Remy "Thirteen" Hadley, M.D., is a fictional character on the Fox medical drama House. She is portrayed by Olivia Wilde. She is part of the new diagnostic team assembled by Dr.
Gregory House after the disbanding of his previous team in the third season finale. The character's nickname derives from the episode "The Right Stuff", when she was assigned the number during a competition for her position at the Princeton-Plainsboro Teaching Hospital. The show depicts Thirteen as a secretive character who does not divulge personal information; her surname was not used on the show until the fourth season finale "House's Head", nor her given name until the fifth season episode "Emancipation".
Instead, several of the character's traits are implied before they are depicted as true. In the season four episode "You Don't Want to Know", Thirteen tells Dr. House that her mother died from Huntington's disease; a test she performs several episodes later confirms she carries the gene.
After hints were given regarding her character's sexuality, actress Olivia Wilde revealed that her character is indeed bisexual, a fact that is pivotal to the plot of the episode "Lucky Thirteen". Thirteen is reluctant to reveal information about herself, creating an air of mystery about her. Early on, House tries to guess what her big secret might be, such as asking if she was the "daughter of an alcoholic father", she responds with "wrong again".
In "Mirror Mirror", a patient who mirrors the most dominant personality present describes himself as "scared" when alone with her. She hints her secret in the eighth episode of the fourth season, "You Don't Want to Know", when she tells House that her mother died from Huntington's disease, but she does not wish to know if she carries the gene. Not knowing, she explains, allows her to summon the bravery to do things she thinks she cannot do.
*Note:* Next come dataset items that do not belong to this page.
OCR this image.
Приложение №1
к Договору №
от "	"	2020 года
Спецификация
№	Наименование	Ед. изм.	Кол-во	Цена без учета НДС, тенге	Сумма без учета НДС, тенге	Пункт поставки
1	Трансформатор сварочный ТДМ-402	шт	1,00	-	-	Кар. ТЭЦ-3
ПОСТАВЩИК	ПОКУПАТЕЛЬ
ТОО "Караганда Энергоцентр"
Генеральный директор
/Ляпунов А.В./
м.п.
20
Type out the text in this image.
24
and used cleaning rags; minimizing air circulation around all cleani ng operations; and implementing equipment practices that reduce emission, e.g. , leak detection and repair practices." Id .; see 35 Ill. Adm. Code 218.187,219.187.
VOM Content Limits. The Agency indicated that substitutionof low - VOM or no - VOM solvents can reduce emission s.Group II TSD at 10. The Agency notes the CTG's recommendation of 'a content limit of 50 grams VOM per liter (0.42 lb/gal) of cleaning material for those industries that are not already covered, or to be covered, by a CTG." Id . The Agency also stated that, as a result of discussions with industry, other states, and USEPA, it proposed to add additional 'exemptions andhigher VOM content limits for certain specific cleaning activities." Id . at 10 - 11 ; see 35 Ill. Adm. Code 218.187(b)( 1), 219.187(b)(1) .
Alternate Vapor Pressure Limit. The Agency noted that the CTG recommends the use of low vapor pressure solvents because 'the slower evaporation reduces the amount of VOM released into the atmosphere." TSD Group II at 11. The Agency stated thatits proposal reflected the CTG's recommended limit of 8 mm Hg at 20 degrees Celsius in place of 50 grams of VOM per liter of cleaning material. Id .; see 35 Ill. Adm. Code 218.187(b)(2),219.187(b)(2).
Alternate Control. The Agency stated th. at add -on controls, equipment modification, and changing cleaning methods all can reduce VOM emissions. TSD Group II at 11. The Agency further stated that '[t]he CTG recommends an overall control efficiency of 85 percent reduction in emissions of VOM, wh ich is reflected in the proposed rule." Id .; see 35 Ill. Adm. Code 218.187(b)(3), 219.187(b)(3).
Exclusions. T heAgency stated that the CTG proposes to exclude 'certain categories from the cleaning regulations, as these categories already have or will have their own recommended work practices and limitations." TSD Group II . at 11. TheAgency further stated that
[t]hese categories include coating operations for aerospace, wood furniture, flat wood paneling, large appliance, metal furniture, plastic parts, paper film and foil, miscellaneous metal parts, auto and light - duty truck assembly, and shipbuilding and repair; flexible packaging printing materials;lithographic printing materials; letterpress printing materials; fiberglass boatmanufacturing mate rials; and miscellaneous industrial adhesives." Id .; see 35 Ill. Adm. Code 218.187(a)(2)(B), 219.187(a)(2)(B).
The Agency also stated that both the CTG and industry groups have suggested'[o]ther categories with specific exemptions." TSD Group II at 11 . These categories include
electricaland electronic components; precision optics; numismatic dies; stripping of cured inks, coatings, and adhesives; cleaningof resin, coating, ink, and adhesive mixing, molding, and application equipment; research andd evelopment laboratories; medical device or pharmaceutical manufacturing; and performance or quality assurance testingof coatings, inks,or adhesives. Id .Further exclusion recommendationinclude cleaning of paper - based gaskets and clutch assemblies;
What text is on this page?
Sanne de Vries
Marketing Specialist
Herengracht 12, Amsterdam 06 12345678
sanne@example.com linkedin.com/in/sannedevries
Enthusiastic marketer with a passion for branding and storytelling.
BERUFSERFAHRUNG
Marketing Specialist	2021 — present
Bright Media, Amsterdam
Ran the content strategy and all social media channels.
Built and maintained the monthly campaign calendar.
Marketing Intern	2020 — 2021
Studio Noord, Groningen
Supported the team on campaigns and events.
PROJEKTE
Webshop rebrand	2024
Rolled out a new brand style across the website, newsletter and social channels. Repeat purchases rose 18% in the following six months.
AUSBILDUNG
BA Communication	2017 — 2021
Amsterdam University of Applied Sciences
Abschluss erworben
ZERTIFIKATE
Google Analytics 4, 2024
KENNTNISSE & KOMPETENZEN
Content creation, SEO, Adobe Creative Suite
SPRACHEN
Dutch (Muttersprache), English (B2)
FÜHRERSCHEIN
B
House surreptitiously obtains a sample of her DNA and has the screening performed, but in the end throws out the unopened envelope containing the results. The season four finale reveals that she does indeed have the dominant mutation for Huntington's. In the fifth episode of the fifth season, "Lucky Thirteen", Thirteen mentions that her Huntington's is more aggressive because the generation that received the gene has more repeats of the CAG triplet of the previous generation, decreasing her lifespan and hastening the onset of symptoms.
Despairing, she exhibits self-destructive behavior, using recreational drugs and having repeated one-night stands with women. House fires her for recklessness but later rehires her, using the circumstance to test if she would grow close with a terminal patient. When the patient's diagnosis changed to a non-terminal affliction, Thirteen tells Eric Foreman, "I feel alone...and she hasn't gone anywhere." to which he replies, "She gets to live." Thirteen is later shown reverting to her self-destructive habits, which climaxes in the ninth episode "Last Resort" when she risks her life to test medication for a man who took the hospital clinic hostage.